Bialy, writing from the safe distance of a university appointment in Mexico, spares none of them in reporting such incidents as the notorious invitation to the opera, where a scientific player flew into San Francisco and invited Duesberg to the opera and drinks afterwards.

There he produced from his jacket pocket a document Duesberg was to sign repenting of his sins and renouncing his objections to HIV, whereupon he would be accepted back into the fold, and invitations extended once again, funding approved and publication of his papers accepted. Duesberg, though facing professional ruin, declined.

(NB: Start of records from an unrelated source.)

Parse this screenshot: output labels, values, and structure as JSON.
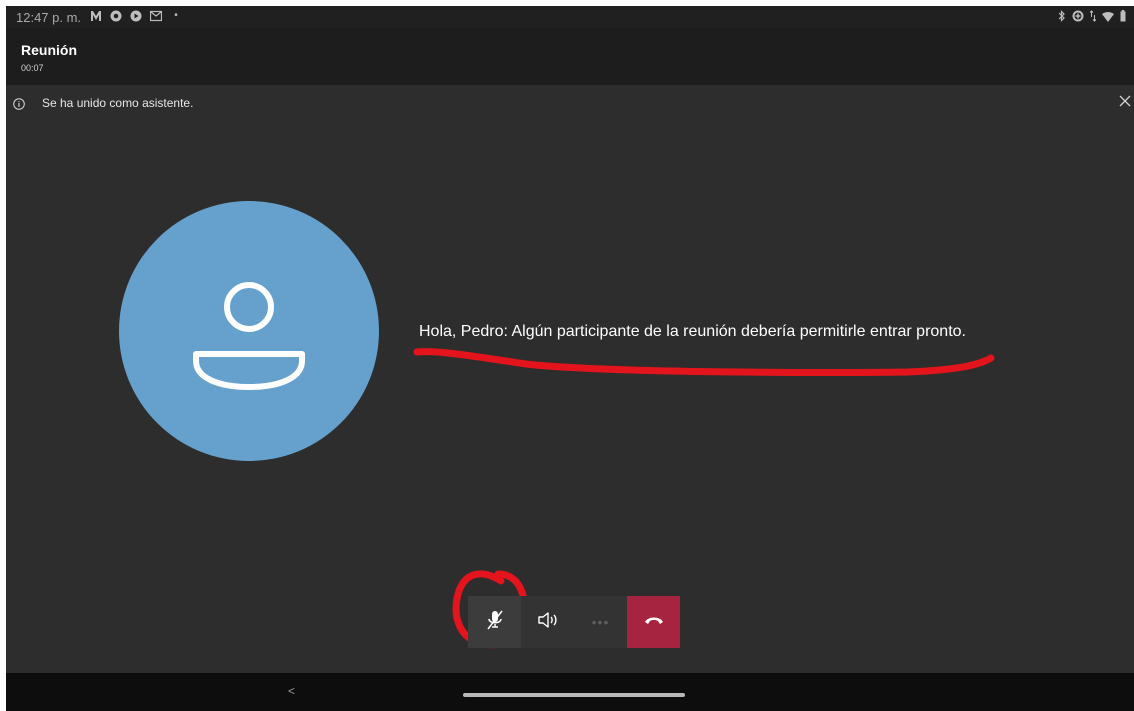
{
  "status_bar": {
    "time": "12:47 p. m.",
    "left_icons": [
      "m-icon",
      "chrome-icon",
      "play-icon",
      "mail-icon"
    ],
    "right_icons": [
      "bluetooth-icon",
      "data-saver-icon",
      "data-arrows-icon",
      "wifi-icon",
      "battery-icon"
    ]
  },
  "meeting": {
    "title": "Reunión",
    "timer": "00:07"
  },
  "banner": {
    "text": "Se ha unido como asistente."
  },
  "lobby": {
    "message": "Hola, Pedro: Algún participante de la reunión debería permitirle entrar pronto.",
    "avatar_color": "#65a1cc"
  },
  "toolbar": {
    "controls": [
      "mic-muted-icon",
      "speaker-icon",
      "more-options-icon",
      "hang-up-icon"
    ],
    "more_label": "•••",
    "hangup_color": "#a6243f"
  },
  "annotations": {
    "color": "#e3141b"
  },
  "nav": {
    "back_label": "<"
  }
}
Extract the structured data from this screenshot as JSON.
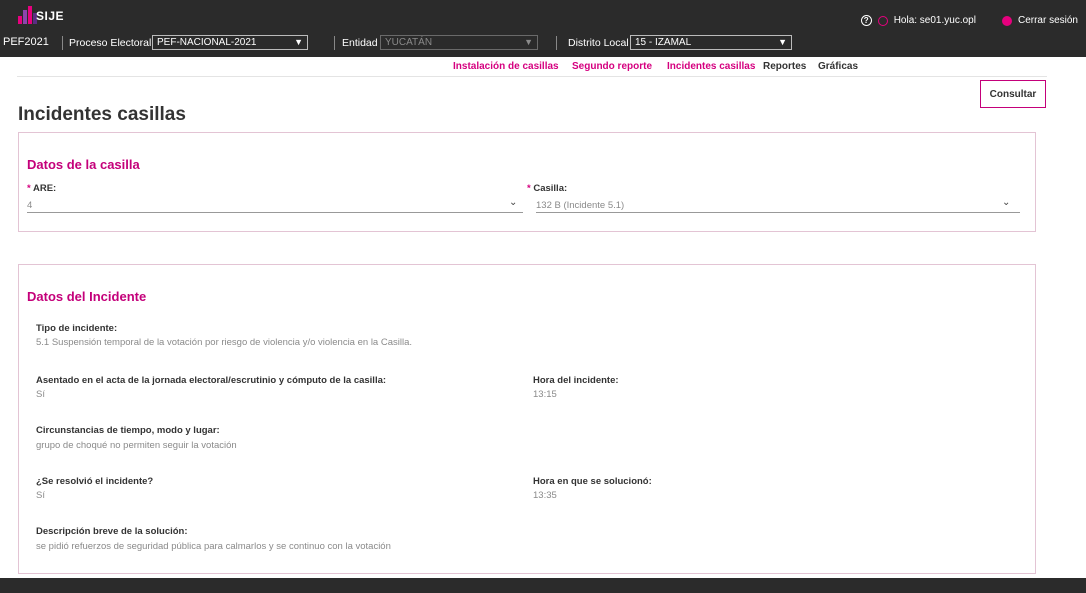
{
  "header": {
    "app_name": "SIJE",
    "process_code": "PEF2021",
    "proceso_label": "Proceso Electoral",
    "proceso_value": "PEF-NACIONAL-2021",
    "entidad_label": "Entidad",
    "entidad_value": "YUCATÁN",
    "distrito_label": "Distrito Local",
    "distrito_value": "15 - IZAMAL",
    "greeting": "Hola: se01.yuc.opl",
    "logout": "Cerrar sesión",
    "logo_colors": [
      "#e6007e",
      "#8e44ad",
      "#e6007e",
      "#5b2c83"
    ]
  },
  "nav": {
    "items": [
      "Instalación de casillas",
      "Segundo reporte",
      "Incidentes casillas",
      "Reportes",
      "Gráficas"
    ],
    "accent": "#d5007f"
  },
  "page": {
    "title": "Incidentes casillas",
    "consultar": "Consultar"
  },
  "casilla_card": {
    "title": "Datos de la casilla",
    "are_label": "ARE:",
    "are_value": "4",
    "casilla_label": "Casilla:",
    "casilla_value": "132 B (Incidente 5.1)",
    "required_mark": "*"
  },
  "incidente_card": {
    "title": "Datos del Incidente",
    "tipo_label": "Tipo de incidente:",
    "tipo_value": "5.1 Suspensión temporal de la votación por riesgo de violencia y/o violencia en la Casilla.",
    "asentado_label": "Asentado en el acta de la jornada electoral/escrutinio y cómputo de la casilla:",
    "asentado_value": "Sí",
    "hora_label": "Hora del incidente:",
    "hora_value": "13:15",
    "circ_label": "Circunstancias de tiempo, modo y lugar:",
    "circ_value": "grupo de choqué no permiten seguir la votación",
    "resolvio_label": "¿Se resolvió el incidente?",
    "resolvio_value": "Sí",
    "hora_sol_label": "Hora en que se solucionó:",
    "hora_sol_value": "13:35",
    "desc_label": "Descripción breve de la solución:",
    "desc_value": "se pidió refuerzos de seguridad pública para calmarlos y se continuo con la votación"
  }
}
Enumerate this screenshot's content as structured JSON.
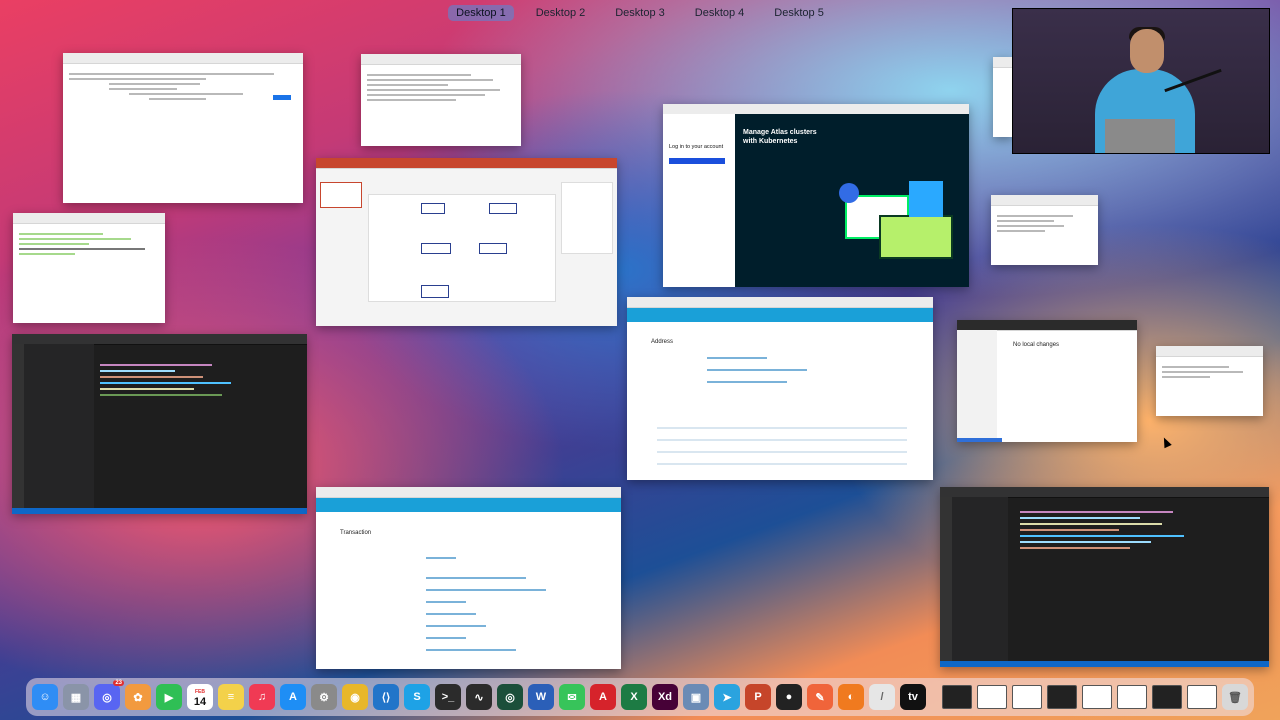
{
  "spaces": [
    "Desktop 1",
    "Desktop 2",
    "Desktop 3",
    "Desktop 4",
    "Desktop 5"
  ],
  "active_space": "Desktop 1",
  "windows": {
    "atlas": {
      "heading": "Manage Atlas clusters with Kubernetes",
      "login": "Log in to your account"
    },
    "address": {
      "title": "Address"
    },
    "transaction": {
      "title": "Transaction"
    },
    "vcs": {
      "title": "No local changes"
    }
  },
  "dock": {
    "calendar_month": "FEB",
    "calendar_day": "14",
    "discord_badge": "23",
    "apps": [
      {
        "name": "finder-icon",
        "glyph": "☺",
        "color": "#2f8df5"
      },
      {
        "name": "launchpad-icon",
        "glyph": "▦",
        "color": "#8a94a8"
      },
      {
        "name": "discord-icon",
        "glyph": "◎",
        "color": "#5865f2"
      },
      {
        "name": "photos-icon",
        "glyph": "✿",
        "color": "#f29a3f"
      },
      {
        "name": "facetime-icon",
        "glyph": "▶",
        "color": "#2fbf55"
      },
      {
        "name": "calendar-icon",
        "glyph": "",
        "color": "#ffffff"
      },
      {
        "name": "notes-icon",
        "glyph": "≡",
        "color": "#f3d14a"
      },
      {
        "name": "music-icon",
        "glyph": "♫",
        "color": "#f03a54"
      },
      {
        "name": "appstore-icon",
        "glyph": "A",
        "color": "#1e8ef5"
      },
      {
        "name": "settings-icon",
        "glyph": "⚙",
        "color": "#8a8a8a"
      },
      {
        "name": "chrome-icon",
        "glyph": "◉",
        "color": "#e8b72a"
      },
      {
        "name": "vscode-icon",
        "glyph": "⟨⟩",
        "color": "#2275c9"
      },
      {
        "name": "skype-icon",
        "glyph": "S",
        "color": "#1ea2e6"
      },
      {
        "name": "terminal-icon",
        "glyph": ">_",
        "color": "#2b2b2b"
      },
      {
        "name": "activity-monitor-icon",
        "glyph": "∿",
        "color": "#2b2b2b"
      },
      {
        "name": "compass-icon",
        "glyph": "◎",
        "color": "#1b4f3a"
      },
      {
        "name": "word-icon",
        "glyph": "W",
        "color": "#2b5fb8"
      },
      {
        "name": "messages-icon",
        "glyph": "✉",
        "color": "#37c45a"
      },
      {
        "name": "acrobat-icon",
        "glyph": "A",
        "color": "#d6232b"
      },
      {
        "name": "excel-icon",
        "glyph": "X",
        "color": "#1d7b44"
      },
      {
        "name": "xd-icon",
        "glyph": "Xd",
        "color": "#470137"
      },
      {
        "name": "preview-icon",
        "glyph": "▣",
        "color": "#6b8bb5"
      },
      {
        "name": "telegram-icon",
        "glyph": "➤",
        "color": "#2aa3df"
      },
      {
        "name": "powerpoint-icon",
        "glyph": "P",
        "color": "#c6452a"
      },
      {
        "name": "github-icon",
        "glyph": "●",
        "color": "#222222"
      },
      {
        "name": "postman-icon",
        "glyph": "✎",
        "color": "#f0643a"
      },
      {
        "name": "firefox-icon",
        "glyph": "◐",
        "color": "#f07a1f"
      },
      {
        "name": "sketch-icon",
        "glyph": "/",
        "color": "#e6e6e6"
      },
      {
        "name": "appletv-icon",
        "glyph": "tv",
        "color": "#111111"
      }
    ]
  }
}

His recent progress in understanding cancer is also recognized as extremely important and promising by many senior scientists in that field, in spite of the fact that he demolished the intellectual foundation of their current fashion in cancer research in Cancer Research in 1987. (See his website Peter Duesberg on Cancer for the article in Scientific American which published a timeline of cancer research recognizing Duesberg’s contribution as seminal).

The essential theme of the Harpers piece by Celia Farber is the abandonment of scientific standards. Duesberg has never shown any sign of this weakness in anything he has written. He remains a classic scientist of the old school, subscribing without reserve to the very highest standards of logic and evidence.

It is a sad commentary on the general abandonment of those standards in the HIV?AIDS debate that he has to be defended against such politics.